WILLIAMSTOWN — What to do about the massive pile of ash and debris now located behind her Gilbert Road farmhouse isn’t even on the first page of Merri Paquin’s growing to-do list.
Paquin and her family have more pressing concerns in the aftermath of a fire that leveled their uninsured barn and killed nearly two dozen cows, several sheep and a horse at Critter Meadows Farm early Monday.
Not all of their animals perished. Two cows were pulled from the burning barn by Paquin’s husband before the 3:30 a.m. fire really got rolling, and 51 others were eventually rescued by firefighters.
According to Paquin, three of the cows didn’t make it through the first night, two others had to be put down Tuesday, and a sixth met the same fate Wednesday morning.
“We’re afraid we’re going to lose them all,” a still-distraught Paquin said Wednesday.
According to her, all of the surviving cows are weeks — in some cases days — away from birthing calves while struggling to recover from the fire that was fought around them.
Paquin said none of the cows is out of the woods. All are at risk of developing respiratory problems due to severe smoke inhalation. And, she said, some have developed pneumonia after being showered with water and standing in subzero temperatures Monday morning.
“The vet basically said we need to take it day to day,” said Paquin, who spent Wednesday hoping — and planning — for the best.
For the moment that means punting the problem for which there is no immediate solution: how to rebuild a barn that was insured until earlier this winter, when Paquin said her cash-strapped family let the policy lapse in order to buy fuel to heat their home.
Paquin said she resents having been forced to make the decision, but rather than dwell on a problem she can’t solve she is scrambling to deal with the ones that she can.
The first order of business is finding a somewhat more permanent — preferably organic — home for cows that are struggling to adjust to the open milking parlor at the Graham Farm on Graham Road. Paquin’s cows are used to being tied in individual stalls, and, in their weakened state are having a tough time on the concrete floor of the Grahams’ open milking parlor.
“We’d like to move them as quickly as we can,” said Paquin, who was chasing down a couple of leads Wednesday — one in Barre Town and another in Williamstown.
What makes that somewhat more complicated is the Paquins’ hope to remain organic milk producers. That, she said, requires meeting strict federal guidelines that she is busily researching before making any decisions about where to move her cows.
“We desperately would like to keep them organic, but our main goal is just to keep them alive at this point,” she said.

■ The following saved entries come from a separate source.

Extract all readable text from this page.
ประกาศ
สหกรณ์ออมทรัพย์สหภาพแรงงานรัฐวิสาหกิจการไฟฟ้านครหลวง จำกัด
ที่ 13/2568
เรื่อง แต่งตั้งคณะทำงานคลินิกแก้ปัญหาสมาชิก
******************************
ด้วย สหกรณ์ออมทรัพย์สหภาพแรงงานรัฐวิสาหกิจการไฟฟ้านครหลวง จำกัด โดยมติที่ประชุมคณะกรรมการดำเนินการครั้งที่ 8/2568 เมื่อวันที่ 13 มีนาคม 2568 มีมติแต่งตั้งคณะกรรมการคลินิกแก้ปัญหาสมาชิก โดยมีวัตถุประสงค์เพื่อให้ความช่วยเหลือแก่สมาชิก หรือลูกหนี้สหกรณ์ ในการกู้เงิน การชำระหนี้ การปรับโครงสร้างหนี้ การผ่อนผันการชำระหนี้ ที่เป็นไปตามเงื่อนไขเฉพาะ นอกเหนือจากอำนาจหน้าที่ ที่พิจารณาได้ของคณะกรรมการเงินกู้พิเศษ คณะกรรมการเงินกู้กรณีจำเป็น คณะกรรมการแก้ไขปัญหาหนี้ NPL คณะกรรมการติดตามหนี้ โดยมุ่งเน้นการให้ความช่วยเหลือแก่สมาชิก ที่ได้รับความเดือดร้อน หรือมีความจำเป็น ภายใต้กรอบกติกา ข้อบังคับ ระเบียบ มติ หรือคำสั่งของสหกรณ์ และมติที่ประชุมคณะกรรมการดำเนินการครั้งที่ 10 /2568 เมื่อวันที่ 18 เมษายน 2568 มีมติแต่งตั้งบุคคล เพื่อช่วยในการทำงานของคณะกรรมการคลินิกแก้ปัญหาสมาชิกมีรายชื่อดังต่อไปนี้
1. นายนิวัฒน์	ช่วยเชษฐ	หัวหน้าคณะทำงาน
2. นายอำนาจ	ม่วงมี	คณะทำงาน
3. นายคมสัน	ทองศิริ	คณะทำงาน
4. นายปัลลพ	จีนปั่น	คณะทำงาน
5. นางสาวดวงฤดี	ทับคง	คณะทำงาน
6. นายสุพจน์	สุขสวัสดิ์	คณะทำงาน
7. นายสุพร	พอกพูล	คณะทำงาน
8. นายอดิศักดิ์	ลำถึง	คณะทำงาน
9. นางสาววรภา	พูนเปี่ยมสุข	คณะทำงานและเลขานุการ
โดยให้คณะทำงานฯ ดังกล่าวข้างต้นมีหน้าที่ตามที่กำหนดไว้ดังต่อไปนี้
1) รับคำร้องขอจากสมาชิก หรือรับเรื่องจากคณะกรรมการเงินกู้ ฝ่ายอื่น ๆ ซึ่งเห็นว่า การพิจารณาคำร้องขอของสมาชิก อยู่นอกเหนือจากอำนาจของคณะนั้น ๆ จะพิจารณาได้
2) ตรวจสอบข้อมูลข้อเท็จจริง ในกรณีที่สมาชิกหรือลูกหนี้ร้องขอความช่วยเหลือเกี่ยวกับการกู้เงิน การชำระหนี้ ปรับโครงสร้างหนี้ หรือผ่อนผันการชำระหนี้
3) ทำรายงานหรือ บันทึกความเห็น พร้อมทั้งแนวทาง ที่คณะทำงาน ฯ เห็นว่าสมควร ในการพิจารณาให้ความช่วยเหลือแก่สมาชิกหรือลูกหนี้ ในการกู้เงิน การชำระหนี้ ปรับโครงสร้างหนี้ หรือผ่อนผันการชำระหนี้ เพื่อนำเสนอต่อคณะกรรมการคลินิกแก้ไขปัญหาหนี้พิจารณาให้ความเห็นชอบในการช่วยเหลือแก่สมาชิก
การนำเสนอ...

Farmers for more than four decades — the last several of them in Williamstown — Paquin and her husband, Dan, have been humbled by the outpouring of support they have received as news of Monday’s devastating fire spread.
In Williamstown, residents are planning an April 19 fundraiser for the family at the Moose Club, and several of Paquin’s housecleaning clients have established a relief fund at Community National Bank.
“It’s overwhelming,” said Merri Paquin, who said a receptionist from the People’s Health & Wellness Clinic in Barre dropped off a $1,000 check Tuesday.
Those interested in making donations can mail checks payable to the Critter Meadows Farm Recovery Fund to Community National Bank, 316 N. Main St., Barre, VT 05641.